100 Years Ago

From the East Oregonian

July 20-21, 1919

Laying of the paved highway between Adams and Athena will be delayed two weeks as a result of a fire at midnight last night which virtually put the Warren Construction Company’s plant at Adams out of commission. The loss from the fire is estimated at $5000 by Pat Lonergan, superintendent of the company. Negligence on the part of the watchman is blamed for the fire. Kettles containing asphalt were being heated and the liquid in one of the kettles flowed over the top, ran into the fire box and started a lively blaze. When discovered, the fire had got into the supply of asphalt and the whole crew was called out to fight the flames.

50 Years Ago

From the East Oregonian

July 20-21, 1969

Bruce Eisele, 19, Umatilla, is aboard the Navy carrier Hornet, the recovery ship for the Apollo 11 astronauts. The Gordon Eisele family and friends will be watching the televised recovery hoping to see Bruce, who is a fireman. He has told his parents and sister, Yvonne, that he will be handling a fire hose at the time of the recovery. Another Umatilla youth, Eugene Nordquist, 21, has been on the Hornet until recently. His mother, Mrs. Carl Nordquist, said her son and six other enginemen were recently transferred to Vietnam. The family and the young sailor are disappointed because they had been looking forward to Gene’s participation in the historic event.

25 Years Ago

From the East Oregonian

July 20-21, 1994

Native American preschoolers will soon be dancing to the music of their forefathers at the same time they soak up reading, social skills and other before-school basics.
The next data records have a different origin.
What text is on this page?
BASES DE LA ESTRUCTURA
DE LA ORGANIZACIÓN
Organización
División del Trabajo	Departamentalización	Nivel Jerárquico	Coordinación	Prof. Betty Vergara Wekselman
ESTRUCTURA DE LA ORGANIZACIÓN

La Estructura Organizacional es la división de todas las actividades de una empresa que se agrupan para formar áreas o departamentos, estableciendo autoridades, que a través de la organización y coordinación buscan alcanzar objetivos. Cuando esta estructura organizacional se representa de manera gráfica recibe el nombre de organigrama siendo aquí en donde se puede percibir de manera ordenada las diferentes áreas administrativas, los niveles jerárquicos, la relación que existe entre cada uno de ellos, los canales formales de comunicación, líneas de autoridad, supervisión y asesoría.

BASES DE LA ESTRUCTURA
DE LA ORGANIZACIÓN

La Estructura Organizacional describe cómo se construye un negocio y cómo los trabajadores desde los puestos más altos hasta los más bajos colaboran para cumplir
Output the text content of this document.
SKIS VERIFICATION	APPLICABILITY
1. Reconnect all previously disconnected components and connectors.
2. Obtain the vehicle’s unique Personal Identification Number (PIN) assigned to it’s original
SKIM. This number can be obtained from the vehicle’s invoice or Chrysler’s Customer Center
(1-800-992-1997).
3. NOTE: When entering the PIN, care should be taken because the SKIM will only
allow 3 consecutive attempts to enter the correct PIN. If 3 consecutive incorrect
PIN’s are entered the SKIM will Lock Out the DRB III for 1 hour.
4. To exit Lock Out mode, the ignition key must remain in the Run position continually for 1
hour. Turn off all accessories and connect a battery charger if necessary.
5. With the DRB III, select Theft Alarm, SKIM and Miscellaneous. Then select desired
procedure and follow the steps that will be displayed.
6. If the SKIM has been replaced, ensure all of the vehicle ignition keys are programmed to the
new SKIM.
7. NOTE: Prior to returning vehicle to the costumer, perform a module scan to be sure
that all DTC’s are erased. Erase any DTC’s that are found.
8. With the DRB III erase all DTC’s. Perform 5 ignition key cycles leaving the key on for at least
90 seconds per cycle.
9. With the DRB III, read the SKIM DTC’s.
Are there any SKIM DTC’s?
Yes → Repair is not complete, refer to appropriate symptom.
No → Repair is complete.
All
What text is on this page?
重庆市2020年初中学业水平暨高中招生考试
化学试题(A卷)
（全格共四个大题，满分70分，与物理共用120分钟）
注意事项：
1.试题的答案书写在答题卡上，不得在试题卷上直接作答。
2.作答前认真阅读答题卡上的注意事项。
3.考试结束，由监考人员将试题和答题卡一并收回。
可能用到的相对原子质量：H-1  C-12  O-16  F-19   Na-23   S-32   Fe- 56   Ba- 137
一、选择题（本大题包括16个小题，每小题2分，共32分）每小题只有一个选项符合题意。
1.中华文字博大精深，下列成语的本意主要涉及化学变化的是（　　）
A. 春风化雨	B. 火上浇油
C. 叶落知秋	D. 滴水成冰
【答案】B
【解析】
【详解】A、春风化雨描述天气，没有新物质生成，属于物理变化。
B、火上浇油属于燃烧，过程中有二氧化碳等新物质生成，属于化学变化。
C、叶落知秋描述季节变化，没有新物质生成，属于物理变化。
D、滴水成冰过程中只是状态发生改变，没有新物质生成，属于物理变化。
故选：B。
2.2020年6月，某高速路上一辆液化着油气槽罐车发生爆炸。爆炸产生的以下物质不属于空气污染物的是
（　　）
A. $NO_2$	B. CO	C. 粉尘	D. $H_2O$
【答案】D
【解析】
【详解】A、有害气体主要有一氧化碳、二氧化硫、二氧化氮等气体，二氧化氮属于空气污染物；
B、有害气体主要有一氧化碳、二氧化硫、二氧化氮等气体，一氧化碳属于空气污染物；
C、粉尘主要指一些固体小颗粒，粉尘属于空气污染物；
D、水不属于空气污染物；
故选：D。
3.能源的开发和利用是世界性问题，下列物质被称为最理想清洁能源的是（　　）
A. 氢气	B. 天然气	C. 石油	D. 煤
Head Start, a federally funded program that gives children ages 3-5 from low income families the educational tools they need for school, will now be run by the Confederated Tribes of the Umatilla Indian Reservation. The tribes have had a Head Start program in place at the reservation’s Cay-Uma-Wa Education Center since 1989, but it was run by Umatilla County. That put restrictions on what the program could offer in the way of native traditions, says Lorena Thomson, adult basic education instructor.